Quantized meson fields in and out of equilibrium. II: Chiral condensate and collective meson excitations

TL;DR

This paper develops a quantum kinetic framework for the chiral condensate and meson excitations in the O(N) linear sigma model, elucidating their behavior during phase transitions and at finite temperatures, including collective modes and symmetry breaking effects.

Contribution

It introduces a unified kinetic theory for chiral condensates and mesons, capturing equilibrium and out-of-equilibrium dynamics with generalized Wigner functions and analyzing collective excitations.

Findings

Equilibrium equations reduce to gap equations for condensate and masses.

Linearized transport equations determine meson dispersion relations.

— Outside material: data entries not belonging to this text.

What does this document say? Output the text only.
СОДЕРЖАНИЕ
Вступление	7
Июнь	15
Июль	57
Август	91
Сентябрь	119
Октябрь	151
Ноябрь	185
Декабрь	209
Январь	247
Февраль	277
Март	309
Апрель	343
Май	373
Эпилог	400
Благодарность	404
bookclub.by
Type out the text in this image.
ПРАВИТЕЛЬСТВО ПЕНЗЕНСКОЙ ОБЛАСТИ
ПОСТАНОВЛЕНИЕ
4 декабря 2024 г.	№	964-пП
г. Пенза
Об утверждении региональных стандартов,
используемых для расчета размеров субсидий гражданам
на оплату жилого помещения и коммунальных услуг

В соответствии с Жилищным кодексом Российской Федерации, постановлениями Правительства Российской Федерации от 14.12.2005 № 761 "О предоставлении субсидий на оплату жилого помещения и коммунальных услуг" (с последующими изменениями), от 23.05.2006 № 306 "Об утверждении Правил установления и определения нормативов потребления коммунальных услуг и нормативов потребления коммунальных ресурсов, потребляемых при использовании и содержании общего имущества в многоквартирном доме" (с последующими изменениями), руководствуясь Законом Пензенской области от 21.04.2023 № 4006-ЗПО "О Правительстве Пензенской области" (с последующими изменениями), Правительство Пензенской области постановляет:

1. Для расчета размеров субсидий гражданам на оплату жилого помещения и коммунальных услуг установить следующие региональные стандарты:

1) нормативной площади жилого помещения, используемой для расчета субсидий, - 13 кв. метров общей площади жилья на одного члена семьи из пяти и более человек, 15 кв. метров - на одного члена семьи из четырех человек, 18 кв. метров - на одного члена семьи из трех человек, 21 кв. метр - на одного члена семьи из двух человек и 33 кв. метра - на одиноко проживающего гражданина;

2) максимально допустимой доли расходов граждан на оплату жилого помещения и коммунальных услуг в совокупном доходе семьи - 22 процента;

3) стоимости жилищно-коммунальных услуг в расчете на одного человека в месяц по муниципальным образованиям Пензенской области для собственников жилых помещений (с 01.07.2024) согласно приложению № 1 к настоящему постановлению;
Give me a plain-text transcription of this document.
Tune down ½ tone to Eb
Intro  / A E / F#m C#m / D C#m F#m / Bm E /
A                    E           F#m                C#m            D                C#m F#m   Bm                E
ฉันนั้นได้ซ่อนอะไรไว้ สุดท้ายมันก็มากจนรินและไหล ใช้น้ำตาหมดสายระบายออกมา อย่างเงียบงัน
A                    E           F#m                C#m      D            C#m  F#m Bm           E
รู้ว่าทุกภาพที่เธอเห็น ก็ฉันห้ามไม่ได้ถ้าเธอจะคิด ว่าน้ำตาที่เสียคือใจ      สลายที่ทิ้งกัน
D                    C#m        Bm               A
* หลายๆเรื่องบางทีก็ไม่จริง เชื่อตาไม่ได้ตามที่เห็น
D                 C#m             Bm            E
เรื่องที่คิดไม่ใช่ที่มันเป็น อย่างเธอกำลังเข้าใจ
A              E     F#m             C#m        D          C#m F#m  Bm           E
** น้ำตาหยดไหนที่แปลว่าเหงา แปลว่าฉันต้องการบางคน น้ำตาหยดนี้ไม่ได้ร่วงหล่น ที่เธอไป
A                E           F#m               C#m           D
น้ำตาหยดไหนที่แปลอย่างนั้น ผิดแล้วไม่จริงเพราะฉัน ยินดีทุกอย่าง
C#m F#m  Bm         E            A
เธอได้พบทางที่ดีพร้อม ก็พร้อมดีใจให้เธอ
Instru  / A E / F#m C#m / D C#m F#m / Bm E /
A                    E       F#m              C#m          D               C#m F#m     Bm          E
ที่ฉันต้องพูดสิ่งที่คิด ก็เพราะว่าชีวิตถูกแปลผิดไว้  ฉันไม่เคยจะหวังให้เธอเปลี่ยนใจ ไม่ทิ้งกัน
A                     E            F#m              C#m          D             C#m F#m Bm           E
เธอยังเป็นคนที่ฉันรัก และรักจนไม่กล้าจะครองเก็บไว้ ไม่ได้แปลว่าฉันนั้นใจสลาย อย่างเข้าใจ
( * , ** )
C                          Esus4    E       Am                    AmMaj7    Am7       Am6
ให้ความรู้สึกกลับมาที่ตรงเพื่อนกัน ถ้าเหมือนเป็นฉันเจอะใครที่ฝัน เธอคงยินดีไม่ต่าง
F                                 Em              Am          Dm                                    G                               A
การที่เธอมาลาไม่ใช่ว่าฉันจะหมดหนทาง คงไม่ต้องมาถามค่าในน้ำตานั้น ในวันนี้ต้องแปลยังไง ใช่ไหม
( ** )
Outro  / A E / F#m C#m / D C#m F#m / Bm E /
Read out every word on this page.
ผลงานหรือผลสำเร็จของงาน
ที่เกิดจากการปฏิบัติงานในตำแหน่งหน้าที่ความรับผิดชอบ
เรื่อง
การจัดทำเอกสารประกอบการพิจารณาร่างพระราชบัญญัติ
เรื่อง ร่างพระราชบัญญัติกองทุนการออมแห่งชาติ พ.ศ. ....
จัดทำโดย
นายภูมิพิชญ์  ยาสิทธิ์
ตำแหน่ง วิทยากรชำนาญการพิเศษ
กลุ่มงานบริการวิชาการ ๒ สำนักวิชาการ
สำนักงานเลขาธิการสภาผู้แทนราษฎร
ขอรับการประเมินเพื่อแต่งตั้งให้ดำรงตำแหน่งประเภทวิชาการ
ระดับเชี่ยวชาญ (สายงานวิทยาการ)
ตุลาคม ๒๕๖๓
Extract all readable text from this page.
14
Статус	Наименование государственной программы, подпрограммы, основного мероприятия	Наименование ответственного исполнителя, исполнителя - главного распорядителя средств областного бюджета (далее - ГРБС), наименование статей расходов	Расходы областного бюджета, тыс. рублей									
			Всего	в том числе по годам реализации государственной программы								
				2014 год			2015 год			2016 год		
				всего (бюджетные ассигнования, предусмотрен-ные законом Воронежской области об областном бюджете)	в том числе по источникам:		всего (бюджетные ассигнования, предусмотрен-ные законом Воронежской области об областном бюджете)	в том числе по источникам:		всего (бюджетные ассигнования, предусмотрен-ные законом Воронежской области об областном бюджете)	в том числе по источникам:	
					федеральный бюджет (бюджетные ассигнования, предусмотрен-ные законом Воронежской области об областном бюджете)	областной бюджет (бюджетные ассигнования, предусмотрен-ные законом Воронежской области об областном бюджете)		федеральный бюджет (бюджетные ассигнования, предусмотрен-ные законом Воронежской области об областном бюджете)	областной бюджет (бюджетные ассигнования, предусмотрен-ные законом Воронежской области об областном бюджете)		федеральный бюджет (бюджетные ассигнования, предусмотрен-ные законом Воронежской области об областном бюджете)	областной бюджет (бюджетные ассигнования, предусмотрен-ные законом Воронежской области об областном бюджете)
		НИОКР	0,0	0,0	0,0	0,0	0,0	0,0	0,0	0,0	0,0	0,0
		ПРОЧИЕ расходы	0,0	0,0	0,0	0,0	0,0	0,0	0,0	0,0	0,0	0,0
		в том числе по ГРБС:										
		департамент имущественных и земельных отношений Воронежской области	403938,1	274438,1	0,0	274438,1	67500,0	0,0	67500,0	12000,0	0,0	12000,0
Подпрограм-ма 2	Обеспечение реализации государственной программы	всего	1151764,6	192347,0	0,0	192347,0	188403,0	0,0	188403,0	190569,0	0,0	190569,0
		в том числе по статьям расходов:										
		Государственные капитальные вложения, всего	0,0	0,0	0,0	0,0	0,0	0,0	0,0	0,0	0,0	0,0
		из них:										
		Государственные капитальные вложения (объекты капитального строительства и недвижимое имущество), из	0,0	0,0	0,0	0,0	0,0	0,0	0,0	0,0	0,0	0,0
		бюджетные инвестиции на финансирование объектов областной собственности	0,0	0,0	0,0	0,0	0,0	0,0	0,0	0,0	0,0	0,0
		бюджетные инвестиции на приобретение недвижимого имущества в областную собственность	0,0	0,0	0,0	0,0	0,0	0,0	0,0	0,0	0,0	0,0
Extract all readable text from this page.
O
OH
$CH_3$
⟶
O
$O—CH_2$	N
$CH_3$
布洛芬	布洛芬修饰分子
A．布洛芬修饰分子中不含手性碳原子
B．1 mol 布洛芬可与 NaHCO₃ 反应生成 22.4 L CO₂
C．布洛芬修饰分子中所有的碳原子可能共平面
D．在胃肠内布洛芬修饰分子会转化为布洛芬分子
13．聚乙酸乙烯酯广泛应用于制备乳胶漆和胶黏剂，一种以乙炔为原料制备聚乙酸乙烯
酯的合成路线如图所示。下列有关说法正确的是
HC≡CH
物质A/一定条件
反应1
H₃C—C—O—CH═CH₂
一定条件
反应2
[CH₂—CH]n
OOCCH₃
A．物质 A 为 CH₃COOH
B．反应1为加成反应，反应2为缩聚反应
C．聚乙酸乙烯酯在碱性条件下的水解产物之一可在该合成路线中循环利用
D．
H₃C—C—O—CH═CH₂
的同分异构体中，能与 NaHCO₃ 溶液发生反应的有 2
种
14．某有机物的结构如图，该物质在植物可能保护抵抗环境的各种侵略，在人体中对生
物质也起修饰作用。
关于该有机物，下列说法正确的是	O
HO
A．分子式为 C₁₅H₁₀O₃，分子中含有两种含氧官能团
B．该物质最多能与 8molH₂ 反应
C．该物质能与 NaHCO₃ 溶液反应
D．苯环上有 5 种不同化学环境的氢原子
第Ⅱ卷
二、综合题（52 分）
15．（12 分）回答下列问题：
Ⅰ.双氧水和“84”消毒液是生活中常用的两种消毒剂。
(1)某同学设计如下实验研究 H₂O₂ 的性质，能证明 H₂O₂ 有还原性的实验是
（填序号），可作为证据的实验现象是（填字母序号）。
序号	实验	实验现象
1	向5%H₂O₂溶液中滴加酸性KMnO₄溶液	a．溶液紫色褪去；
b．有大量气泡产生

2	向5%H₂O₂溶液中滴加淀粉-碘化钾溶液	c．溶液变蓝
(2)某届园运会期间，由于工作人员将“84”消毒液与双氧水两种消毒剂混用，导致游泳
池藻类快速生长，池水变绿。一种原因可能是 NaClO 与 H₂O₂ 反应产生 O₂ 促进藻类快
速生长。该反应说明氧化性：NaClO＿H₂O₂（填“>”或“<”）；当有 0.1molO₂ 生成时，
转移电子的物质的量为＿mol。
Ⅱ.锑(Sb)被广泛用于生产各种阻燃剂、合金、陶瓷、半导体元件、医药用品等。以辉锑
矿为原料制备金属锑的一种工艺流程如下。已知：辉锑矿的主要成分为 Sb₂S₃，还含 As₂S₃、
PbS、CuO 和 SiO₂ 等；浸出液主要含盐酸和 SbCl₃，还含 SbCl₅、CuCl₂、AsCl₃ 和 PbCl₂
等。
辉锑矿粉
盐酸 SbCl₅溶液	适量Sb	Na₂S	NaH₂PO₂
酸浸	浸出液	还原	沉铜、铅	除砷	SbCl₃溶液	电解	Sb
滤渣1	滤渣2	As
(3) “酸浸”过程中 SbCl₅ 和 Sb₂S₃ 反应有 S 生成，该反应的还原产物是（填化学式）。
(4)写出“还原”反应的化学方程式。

Collective pion masses exhibit non-analytic behavior at excitation thresholds.

Abstract

We develop a quantum kinetic theory of the chiral condensate and meson quasi-particle excitations using the O(N) linear sigma model which describe the chiral phase transition both in and out of equilibrium in a unified way. A mean field approximation is formulated in the presence of mesonic quasi-particle excitations which are described by generalized Wigner functions. It is shown that in equilibrium our kinetic equations reduce to the gap equations which determine the equilibrium condensate amplitude and the effective masses of the quasi-particle excitations, while linearization of transport equations, near such equilibrium, determine the dispersion relations of the collective mesonic excitations at finite temperatures. Although all mass parameters for the meson excitations become at finite temperature, apparently violating the Goldstone theorem, the missing Nambu-Goldstone modes are retrieved in the collective excitations of the system as three degenerate phonon-like modes in the symmetry-broken phase. We show that the temperature dependence of the pole masses of the collective pion excitations has non-analytic kink behavior at the threshold of the quasi-particle excitations in the presence of explicit symmetry breaking interaction.